Some tenants who spoke at the rally described long waits for rent relief and financial hardships during the pandemic. Cinthia Sanchez said she applied for relief funding with the help of CASA in 2020, but it took several months for that relief to arrive. She said that she and her husband both lost work as a result of the pandemic.
Javier Hurtado, a CASA member, said he also lost work as a result of the pandemic, but wasn’t able to get rent relief funding.
State and local governments in Maryland have been distributing rent relief funding at an increased pace in recent months, but fair housing advocates have long said that money isn’t getting to tenants quickly enough to prevent evictions. Of the $401 million in emergency rental assistance (ERA1) funding state and local governments in Maryland received as part of last year’s congressional Consolidated Appropriations Act, $135 million had been distributed or was in the process of being disbursed by the end of August.
There are 131,000 households behind on rent in Maryland with an estimated $429 million in total rent debt, according to the National Equity Atlas, and roughly 80% of tenants behind on rent in Maryland are people of color.
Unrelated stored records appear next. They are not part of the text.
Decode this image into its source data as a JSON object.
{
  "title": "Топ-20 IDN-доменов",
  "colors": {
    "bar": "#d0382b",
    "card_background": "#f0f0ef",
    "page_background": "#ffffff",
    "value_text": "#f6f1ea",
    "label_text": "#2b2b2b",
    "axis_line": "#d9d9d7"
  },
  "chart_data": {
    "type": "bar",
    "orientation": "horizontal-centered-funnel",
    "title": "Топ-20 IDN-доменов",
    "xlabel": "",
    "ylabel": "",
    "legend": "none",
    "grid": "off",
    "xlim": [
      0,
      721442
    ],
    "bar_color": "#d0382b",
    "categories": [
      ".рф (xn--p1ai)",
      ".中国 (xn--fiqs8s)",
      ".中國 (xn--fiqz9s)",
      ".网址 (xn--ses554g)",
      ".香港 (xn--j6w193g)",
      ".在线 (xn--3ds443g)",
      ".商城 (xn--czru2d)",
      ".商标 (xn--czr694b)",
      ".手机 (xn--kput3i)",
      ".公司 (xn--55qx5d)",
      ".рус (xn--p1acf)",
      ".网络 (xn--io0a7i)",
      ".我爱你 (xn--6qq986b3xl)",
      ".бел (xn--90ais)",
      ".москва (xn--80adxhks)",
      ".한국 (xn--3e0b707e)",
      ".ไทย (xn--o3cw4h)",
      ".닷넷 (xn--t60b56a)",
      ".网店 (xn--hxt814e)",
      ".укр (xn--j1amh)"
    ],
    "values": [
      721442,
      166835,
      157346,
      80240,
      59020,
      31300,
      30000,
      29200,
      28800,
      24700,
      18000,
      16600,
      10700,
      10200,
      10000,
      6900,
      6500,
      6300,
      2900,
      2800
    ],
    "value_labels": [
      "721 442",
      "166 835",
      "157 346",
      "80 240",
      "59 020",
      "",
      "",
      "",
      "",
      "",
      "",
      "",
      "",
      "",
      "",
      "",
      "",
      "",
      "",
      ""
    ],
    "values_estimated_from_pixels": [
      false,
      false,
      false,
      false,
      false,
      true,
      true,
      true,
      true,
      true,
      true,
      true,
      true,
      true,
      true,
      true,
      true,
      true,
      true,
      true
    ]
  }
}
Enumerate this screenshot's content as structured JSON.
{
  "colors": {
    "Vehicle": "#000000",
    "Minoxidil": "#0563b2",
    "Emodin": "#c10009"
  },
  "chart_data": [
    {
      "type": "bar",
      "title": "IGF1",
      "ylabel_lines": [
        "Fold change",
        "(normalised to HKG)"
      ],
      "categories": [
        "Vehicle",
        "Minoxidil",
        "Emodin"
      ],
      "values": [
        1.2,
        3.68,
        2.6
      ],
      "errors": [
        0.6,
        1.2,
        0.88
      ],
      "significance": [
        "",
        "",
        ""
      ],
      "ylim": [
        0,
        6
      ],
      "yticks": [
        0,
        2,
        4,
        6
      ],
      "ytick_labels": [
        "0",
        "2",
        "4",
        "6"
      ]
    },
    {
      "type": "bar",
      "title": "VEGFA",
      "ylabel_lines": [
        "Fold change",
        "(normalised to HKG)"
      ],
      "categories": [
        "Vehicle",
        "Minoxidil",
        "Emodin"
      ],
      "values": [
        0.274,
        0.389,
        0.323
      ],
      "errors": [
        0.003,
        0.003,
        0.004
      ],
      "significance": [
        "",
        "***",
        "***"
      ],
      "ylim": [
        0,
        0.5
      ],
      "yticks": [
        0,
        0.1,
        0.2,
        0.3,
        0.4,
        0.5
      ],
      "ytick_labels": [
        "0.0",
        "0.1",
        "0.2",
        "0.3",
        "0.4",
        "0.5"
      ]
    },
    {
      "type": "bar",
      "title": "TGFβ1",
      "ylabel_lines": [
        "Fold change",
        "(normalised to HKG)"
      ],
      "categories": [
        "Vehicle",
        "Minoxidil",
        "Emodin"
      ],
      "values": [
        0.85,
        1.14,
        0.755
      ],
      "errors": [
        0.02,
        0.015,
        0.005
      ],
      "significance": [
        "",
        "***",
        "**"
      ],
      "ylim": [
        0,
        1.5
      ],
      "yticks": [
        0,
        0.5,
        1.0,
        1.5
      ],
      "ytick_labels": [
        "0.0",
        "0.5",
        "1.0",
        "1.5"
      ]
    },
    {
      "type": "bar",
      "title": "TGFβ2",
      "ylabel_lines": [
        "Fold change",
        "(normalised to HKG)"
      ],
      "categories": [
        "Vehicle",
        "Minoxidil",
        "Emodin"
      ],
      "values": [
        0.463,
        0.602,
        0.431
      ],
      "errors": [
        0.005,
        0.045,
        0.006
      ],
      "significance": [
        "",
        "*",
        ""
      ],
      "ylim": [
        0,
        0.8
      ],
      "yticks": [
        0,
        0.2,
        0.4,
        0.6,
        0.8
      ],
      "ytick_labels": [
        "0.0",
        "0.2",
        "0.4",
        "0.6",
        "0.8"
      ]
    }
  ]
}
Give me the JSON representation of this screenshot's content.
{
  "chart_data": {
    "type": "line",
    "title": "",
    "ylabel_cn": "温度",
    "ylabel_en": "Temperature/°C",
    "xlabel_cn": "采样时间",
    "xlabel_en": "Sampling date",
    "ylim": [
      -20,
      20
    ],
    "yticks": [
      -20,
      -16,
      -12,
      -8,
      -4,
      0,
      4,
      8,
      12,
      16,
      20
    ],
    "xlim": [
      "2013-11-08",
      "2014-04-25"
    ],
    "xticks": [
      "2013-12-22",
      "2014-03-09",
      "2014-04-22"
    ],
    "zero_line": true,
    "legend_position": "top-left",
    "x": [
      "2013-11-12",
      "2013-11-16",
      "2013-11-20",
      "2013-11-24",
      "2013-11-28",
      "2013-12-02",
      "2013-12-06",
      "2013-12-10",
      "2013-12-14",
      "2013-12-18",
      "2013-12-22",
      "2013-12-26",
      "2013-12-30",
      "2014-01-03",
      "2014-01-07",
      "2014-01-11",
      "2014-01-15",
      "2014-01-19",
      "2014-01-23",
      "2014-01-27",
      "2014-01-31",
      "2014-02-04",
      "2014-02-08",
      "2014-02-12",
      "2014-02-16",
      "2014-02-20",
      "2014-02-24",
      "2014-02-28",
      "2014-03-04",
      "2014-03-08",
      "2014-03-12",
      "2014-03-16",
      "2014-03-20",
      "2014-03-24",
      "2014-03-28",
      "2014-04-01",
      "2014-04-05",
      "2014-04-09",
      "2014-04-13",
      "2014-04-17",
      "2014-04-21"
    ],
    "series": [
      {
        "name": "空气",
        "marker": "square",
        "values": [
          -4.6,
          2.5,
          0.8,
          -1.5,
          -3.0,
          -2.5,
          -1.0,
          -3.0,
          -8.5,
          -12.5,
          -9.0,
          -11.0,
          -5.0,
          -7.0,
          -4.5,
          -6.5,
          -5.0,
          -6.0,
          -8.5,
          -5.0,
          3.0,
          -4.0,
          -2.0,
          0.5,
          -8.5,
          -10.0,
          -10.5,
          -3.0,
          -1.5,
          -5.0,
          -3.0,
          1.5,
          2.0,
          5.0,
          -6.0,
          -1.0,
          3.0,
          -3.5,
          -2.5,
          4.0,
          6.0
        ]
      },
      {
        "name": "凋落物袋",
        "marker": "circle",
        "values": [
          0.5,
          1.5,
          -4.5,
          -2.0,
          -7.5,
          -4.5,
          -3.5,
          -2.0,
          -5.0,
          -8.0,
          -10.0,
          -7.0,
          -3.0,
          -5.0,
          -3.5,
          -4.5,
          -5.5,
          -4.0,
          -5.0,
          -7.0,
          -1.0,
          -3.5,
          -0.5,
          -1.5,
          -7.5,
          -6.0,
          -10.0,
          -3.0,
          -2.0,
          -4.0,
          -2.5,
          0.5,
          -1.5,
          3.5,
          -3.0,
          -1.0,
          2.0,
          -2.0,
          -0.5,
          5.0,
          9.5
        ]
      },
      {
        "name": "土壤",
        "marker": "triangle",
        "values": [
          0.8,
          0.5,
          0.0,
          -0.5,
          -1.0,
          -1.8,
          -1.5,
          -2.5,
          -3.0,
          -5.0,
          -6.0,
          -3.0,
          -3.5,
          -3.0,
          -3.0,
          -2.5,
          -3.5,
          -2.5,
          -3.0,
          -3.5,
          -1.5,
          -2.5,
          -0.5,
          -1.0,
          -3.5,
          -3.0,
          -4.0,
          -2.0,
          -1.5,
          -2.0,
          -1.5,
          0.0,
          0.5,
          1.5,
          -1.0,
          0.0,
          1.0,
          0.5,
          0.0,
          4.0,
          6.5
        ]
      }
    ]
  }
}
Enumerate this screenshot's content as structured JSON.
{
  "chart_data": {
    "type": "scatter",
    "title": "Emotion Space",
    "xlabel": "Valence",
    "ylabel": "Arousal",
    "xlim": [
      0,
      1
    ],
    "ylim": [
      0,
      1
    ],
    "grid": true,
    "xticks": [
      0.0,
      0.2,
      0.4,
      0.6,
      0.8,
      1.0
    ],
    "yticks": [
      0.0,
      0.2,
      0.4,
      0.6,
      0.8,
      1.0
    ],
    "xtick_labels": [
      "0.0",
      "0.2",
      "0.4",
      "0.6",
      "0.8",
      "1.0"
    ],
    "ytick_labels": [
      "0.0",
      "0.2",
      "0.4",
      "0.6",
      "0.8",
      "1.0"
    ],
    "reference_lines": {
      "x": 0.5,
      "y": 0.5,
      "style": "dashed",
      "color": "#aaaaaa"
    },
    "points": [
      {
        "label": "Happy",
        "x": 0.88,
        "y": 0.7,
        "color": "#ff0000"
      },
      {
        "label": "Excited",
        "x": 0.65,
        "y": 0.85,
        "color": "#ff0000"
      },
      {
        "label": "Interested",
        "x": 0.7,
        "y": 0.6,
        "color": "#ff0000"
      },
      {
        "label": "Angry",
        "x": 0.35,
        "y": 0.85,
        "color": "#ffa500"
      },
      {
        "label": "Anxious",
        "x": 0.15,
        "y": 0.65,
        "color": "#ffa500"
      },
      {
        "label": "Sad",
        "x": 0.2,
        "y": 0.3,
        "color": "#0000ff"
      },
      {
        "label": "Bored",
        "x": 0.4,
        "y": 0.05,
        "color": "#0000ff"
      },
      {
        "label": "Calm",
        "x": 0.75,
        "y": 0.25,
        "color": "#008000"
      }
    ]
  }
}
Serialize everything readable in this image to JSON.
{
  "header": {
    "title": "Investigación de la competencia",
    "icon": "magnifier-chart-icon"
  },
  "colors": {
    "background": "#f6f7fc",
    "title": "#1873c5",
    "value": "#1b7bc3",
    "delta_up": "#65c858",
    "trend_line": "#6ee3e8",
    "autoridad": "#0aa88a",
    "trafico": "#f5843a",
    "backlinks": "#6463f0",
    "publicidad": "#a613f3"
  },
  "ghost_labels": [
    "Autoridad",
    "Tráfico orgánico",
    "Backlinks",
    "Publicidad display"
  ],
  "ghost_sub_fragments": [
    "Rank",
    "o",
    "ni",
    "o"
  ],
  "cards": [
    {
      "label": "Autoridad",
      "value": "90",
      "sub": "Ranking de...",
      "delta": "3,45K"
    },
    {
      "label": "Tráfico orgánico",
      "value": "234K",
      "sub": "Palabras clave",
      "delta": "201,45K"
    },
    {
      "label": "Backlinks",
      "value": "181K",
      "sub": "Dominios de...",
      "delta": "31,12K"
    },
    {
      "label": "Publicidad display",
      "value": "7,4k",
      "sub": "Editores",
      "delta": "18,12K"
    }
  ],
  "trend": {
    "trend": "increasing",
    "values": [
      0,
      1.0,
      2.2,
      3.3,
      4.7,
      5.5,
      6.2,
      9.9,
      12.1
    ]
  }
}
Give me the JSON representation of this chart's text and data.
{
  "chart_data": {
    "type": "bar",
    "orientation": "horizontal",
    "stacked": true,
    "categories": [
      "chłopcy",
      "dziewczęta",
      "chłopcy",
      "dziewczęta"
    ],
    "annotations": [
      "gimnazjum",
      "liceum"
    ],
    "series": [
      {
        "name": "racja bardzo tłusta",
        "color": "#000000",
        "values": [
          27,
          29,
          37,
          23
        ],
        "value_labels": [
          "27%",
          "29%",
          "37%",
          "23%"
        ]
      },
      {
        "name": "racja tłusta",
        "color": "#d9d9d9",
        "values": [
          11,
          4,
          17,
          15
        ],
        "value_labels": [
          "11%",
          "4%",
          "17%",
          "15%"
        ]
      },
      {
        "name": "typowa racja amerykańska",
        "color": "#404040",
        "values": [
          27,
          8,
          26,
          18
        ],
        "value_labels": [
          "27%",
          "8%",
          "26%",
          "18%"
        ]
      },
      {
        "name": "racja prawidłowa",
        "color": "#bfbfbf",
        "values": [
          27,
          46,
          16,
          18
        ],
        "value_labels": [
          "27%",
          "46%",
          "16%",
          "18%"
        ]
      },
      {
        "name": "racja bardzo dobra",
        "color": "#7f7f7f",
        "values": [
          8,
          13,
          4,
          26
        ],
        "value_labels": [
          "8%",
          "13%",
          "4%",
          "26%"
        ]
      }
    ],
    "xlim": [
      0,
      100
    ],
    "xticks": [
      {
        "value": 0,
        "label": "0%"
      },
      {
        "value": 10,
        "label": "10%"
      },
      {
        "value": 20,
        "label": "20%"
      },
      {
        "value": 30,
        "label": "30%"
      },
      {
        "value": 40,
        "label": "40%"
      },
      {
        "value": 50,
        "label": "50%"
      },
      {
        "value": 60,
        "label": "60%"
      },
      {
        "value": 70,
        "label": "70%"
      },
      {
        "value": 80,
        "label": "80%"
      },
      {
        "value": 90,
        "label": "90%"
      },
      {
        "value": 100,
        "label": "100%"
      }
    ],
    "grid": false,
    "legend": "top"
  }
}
Several Maryland lawmakers also demanded Hogan reinstate eviction protections and use federal relief funding to aid tenants at the Friday rally: Del. Wanika B. Fisher (D-Prince George’s) noted that one of her bills that passed during the 2021 session, which aims to fund access to counsel for tenants in eviction cases, remains unfunded.
A separate bill that would’ve raised court fees and summary ejectment surcharges failed to pass before the end of the 2021 session. Fisher said Hogan should use federal relief funding to pay for that access to counsel. The bill to fund access to counsel wasn’t the only unsuccessful tenant protection measure of the 2021 session: Legislation from Del. Jheanelle K. Wilkins (D-Montgomery) would’ve extended protections for tenants for months after states of emergency, but likewise failed to pass on Sine Die.
Del. Vaughn Stewart (D-Montgomery) said Hogan should issue an order protecting people who apply for rental assistance from eviction or requiring landlords to accept rent relief funding.
Stewart went on to say that, if no eviction protections are put in place, the General Assembly should enact eviction protections when lawmakers return to Annapolis.
“We must have the boldest renter protections in the country this winter,” Stewart said.
Greenbelt Mayor Colin Byrd noted that his city and other local governments in Maryland have instituted tenant protections like barring late fees, but said local governments can’t impose their own eviction moratoriums. Byrd also said the pandemic isn’t over in Maryland as the highly transmissible delta variant continues to spread, and that evictions would worsen the spread of COVID-19.
“If we do not get a grip on this vicious crisis, that is going to lead to even more and more sickness, more and more death, and more and more pain as a result of this pandemic,” Byrd said.
Del. Gabriel Acevero (D-Montgomery) called allowing eviction protections to expire “immoral,” and said the General Assembly also needs to act on evictions.
“There’s work to do now and there’s work to do in the future,” he said. “Not just Governor Hogan, but the General Assembly as well, could have done something and he can still do something.”
Montgomery County Councilmember William Jawando (D) also called on Hogan to reinstate eviction protections, and also said legislative leaders should convene a special session to pass tenant protections that failed to cross the finish line during the 2021.